Benimmfragen im Job

5 wichtige Regeln zum Business-Knigge

29. August 2012
Andrea König lebt als freie Journalistin in Hamburg. Arbeiten von ihr wurden unter anderem in der Süddeutschen Zeitung und im Focus veröffentlicht, seit 2008 schreibt sie auch für CIO.de. Die Schwerpunkte Ihrer Arbeit für die CIO-Redaktion sind Themen rund um Karriere, soziale Netzwerke, die Zukunft der Arbeit und Buchtipps für Manager.
Wann darf ich nach Hause gehen, wer bezahlt beim Geschäftsessen, sind private Telefonate tabu? Antworten auf Fragen, die sich nach einem Jobwechsel stellen.
Macht der Chef täglich Überstunden, heißt das nicht, dass man auch bleiben muss.
Macht der Chef täglich Überstunden, heißt das nicht, dass man auch bleiben muss.
Foto: MEV Verlag

Es gibt Benimm-Regeln am Arbeitsplatz, die muss man nicht erklären oder diskutieren. Niemand schreit seinen Vorgesetzten grundlos an, klaut Kollegen das Mittagessen aus dem Kühlschrank oder legt sich während eines wichtigen Termins schlafen und fühlt sich dabei im Recht. Doch bei der Etikette am Arbeitsplatz gibt es Grauzonen, die Unternehmen und Vorgesetzte unterschiedlich handhaben. Vor allem, wenn man den Arbeitsplatz wechselt, muss man sich erst einmal zurechtfinden. Am einfachsten wäre es, nach der Handhabung zu fragen, doch viele fühlen sich nicht wohl damit, ihren Vorgesetzten mit solchen Fragen zu konfrontieren. Das Karriereportal Careerbuilder hat sich in seinem Blog "The Work Buzz" einiger dieser kniffligen Benimmfragen angenommen und Karriereexperten um eine Einschätzung gebeten.

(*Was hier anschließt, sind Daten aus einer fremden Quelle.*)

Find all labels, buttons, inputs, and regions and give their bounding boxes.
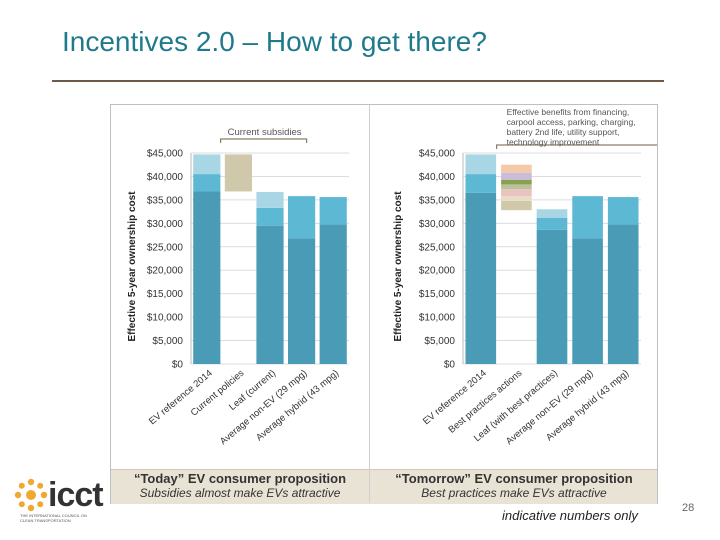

1. Darf ich früher als mein Chef nach Hause gehen? Diese Frage stellen sich viele, die neu in eine Abteilung kommen, in der lange Arbeitstage an der Tagesordnung sind. Eigentlich möchte man gern Einsatz beweisen und nicht als einer der ersten das Büro verlassen. Doch muss man wirklich bleiben, wenn der Chef jeden Abend bis 21 Uhr arbeitet? Nein, deshalb muss man keine Überstunden machen. Experten raten, sich nicht einfach davonzuschleichen, sondern sich vom Vorgesetzten zu verabschieden. Wer die Möglichkeit dazu hat, kann natürlich vor seinem Abschied noch einmal nachfragen, ob er den Vorgesetzten bei etwas unterstützen kann. Wer allerdings vor dem Ende seines regulären Arbeitstages aufbrechen möchte, sollte das frühzeitig ankündigen und im Falle eines kurzfristigen Aufbruchs erklären.

2. Darf ich vom Firmentelefon aus private Telefongespräche führen? Diese Frage regeln häufig Betriebsvereinbarungen. Doch gerade wenn man in einem Großraumbüro arbeitet, sollte man seine Kollegen nicht mit langen Privatgesprächen von der Arbeit abhalten. Deshalb raten Experten, solche Telefonate kurz zu halten. Wer länger telefonieren muss, zieht sich dafür besser mit dem Handy in ein leeres Büro oder einen leeren Konferenzraum zurück oder geht kurz vor die Tür.

3. Darf ich meinen Vorgesetzten verbessern? Das hängt stark vom Fehler, dem Verhältnis zum Chef und der Situation ab. Kleine Fehler ohne Konsequenzen sollte man übergehen. Passiert dem Vorgesetzten allerdings während einer Präsentation oder im Gespräch mit einem Kunden ein größerer Fehler, sollte man ihm diskret eine Notiz zuschieben - wenn das möglich ist. Ist es das nicht, sollte man den Chef in einer Pause oder direkt nach dem Meeting auf den Fehler ansprechen, raten die Experten im Careerbuilder-Beitrag.